The accuracy of the Pu isotopic ratio and the activity from different publications was expressed by the Z-score for each RM. We thought a result was acceptable when this relative difference between the average value and the assigned value was below or equal to 2, indicating about 95% of the data points were between a Z-score of − 2 and + 2. Otherwise, the acceptable result from the extreme of the distribution had about a 1 in 20 chance when the Z-score was outside |Z| > 2. Furthermore, the chance that the result was acceptable was only about 1 in 300 when the Z-score was outside |Z| > 3 [47]. In addition, the median absolute deviation (MAD) is a measure of statistical dispersion, which is in detail described in elsewhere [48]. In brief, assuming the data follows the Gaussian distribution, the outliers fall in 50% of the area on both sides and the normal values fall in 50% of the area in the middle [48]. The MAD is simultaneously used to test statistical dispersion and to get rid of the outliers in a data set in this study.

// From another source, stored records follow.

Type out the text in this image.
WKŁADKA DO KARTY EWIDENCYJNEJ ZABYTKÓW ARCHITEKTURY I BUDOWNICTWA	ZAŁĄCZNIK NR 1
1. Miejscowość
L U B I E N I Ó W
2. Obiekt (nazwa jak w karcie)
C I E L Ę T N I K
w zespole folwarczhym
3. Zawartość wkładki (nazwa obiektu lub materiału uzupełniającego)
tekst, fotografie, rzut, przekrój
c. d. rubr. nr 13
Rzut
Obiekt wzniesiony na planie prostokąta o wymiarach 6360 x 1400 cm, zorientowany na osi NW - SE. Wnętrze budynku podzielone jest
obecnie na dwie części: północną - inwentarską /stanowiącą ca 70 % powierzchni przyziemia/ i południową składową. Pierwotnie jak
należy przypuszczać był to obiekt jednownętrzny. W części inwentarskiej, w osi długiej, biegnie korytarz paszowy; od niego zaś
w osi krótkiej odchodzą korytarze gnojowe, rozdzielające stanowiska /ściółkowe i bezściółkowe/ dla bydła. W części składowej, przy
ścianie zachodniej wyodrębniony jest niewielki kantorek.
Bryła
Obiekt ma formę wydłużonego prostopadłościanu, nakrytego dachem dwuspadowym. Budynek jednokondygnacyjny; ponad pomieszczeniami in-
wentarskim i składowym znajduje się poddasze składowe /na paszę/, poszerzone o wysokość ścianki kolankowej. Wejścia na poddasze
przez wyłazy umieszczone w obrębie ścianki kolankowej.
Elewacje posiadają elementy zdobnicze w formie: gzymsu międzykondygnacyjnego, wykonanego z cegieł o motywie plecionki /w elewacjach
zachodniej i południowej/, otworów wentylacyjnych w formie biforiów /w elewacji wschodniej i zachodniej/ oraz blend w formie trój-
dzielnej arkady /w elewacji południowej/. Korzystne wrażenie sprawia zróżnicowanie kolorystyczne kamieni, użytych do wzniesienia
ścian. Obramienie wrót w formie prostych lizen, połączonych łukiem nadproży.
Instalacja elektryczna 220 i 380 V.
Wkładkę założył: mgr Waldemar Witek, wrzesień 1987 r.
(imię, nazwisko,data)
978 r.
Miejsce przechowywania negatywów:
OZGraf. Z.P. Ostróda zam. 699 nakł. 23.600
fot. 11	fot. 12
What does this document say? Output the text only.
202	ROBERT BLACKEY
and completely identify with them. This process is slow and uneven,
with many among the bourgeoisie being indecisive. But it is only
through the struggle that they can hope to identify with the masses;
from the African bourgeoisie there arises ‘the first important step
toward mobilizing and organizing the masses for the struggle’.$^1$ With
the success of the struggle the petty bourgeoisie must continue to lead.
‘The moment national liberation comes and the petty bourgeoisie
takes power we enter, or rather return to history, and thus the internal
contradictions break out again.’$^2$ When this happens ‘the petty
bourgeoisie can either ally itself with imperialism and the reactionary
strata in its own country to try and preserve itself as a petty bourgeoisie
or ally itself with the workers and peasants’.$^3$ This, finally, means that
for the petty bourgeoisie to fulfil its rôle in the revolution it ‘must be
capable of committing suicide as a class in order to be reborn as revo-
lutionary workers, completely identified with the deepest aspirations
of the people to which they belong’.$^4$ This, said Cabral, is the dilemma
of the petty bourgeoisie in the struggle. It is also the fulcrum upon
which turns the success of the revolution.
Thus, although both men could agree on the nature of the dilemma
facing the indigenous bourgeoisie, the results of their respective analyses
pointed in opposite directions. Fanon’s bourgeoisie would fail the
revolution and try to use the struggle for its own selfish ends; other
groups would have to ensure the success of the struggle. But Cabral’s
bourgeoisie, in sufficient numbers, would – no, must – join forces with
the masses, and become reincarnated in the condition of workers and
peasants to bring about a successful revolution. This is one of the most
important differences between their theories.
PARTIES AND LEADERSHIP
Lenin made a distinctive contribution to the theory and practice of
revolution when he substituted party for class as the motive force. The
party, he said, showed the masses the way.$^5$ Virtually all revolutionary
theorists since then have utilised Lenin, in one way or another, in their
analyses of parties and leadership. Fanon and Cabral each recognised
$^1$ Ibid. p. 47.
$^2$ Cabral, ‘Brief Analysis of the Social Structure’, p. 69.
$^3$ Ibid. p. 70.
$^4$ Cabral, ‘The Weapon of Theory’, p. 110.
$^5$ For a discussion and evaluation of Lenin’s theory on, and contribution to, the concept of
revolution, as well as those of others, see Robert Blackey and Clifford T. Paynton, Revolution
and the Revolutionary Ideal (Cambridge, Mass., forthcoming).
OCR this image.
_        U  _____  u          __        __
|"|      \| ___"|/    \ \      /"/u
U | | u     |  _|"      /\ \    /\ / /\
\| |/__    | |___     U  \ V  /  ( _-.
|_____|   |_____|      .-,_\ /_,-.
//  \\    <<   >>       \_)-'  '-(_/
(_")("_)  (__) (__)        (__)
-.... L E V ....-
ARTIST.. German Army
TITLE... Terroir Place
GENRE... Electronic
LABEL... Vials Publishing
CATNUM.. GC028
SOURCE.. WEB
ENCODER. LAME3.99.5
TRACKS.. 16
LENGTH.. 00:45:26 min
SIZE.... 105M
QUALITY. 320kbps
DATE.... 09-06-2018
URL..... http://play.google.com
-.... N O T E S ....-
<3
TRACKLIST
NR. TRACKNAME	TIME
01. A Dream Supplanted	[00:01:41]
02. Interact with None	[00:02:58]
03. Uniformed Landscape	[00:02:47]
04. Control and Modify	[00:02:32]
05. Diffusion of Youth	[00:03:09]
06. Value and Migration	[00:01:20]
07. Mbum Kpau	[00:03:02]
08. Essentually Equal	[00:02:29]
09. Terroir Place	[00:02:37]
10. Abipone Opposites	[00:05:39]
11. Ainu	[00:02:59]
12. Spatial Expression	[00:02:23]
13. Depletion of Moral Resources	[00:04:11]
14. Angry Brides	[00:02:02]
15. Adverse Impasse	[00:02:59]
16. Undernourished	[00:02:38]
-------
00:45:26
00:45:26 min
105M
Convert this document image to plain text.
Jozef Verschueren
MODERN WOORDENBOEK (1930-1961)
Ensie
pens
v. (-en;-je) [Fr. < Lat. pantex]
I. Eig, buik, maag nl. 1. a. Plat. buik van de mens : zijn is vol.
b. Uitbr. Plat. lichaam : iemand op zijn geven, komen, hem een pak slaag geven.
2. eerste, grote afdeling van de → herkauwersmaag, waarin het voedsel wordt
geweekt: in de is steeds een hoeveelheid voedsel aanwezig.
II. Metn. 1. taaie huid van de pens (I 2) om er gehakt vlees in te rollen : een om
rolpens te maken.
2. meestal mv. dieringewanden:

The results show that the two methods are consistent, which is potentially due to the results of the same RM measured in each laboratory are relatively concentrated and they have no big deviation.

Results and discussion

We summarized 30 RMs for the environmental Pu analysis, thoroughly covering the matrices of sediment/soil, seawater, biota and fallout. We tested the performance of the Pu dataset for each RM through the Z-score distribution. Here, taking IAEA-135 and IAEA-368 as typical examples, we discuss in detail their Z-score distributions for ^239+240Pu activity and ²⁴⁰Pu/²³⁹Pu atom ratio. As shown in Fig. 1, the Z-scores of ^239+240Pu activity and ²⁴⁰Pu/²³⁹Pu atom ratio for IAEA-135 and IAEA-368 were between − 2 and + 2, and that indicated the Pu datasets from different publications were satisfactory. We excluded the data point if the Z-score outliers |Z| > 2 and recalculated until a satisfactory result was obtained. Finally, we calculated the statistical values for each RM and tabulated them (Table 1).

Fig. 1

Distributions of Z-scores of ^239+240Pu activity and ²⁴⁰Pu/²³⁹Pu atom ratio for IAEA-135 (a) and IAEA-368 (b)

Table 1 Activity levels and isotopic ratios of Pu-RMs

Pu-RMs in sediment and soil

Activity level of Pu

The evaluation results in order of ascending activities, the distribution of medians and corresponding standard deviation for four typical RMs (IAEA-135, IAEA-368, IAEA-384 and NIST-4357) are shown in Fig. 2.

Fig. 2

Data evaluation for ^239+240Pu activity in IAEA-135 (a), IAEA-368 (b), IAEA-384 (c) and NIST-4357 (d). The median (black solid line) and corresponding standard deviation (red dashed lines) are shown. The error bars correspond to the combined uncertainty reported in the literature. (Color figure online)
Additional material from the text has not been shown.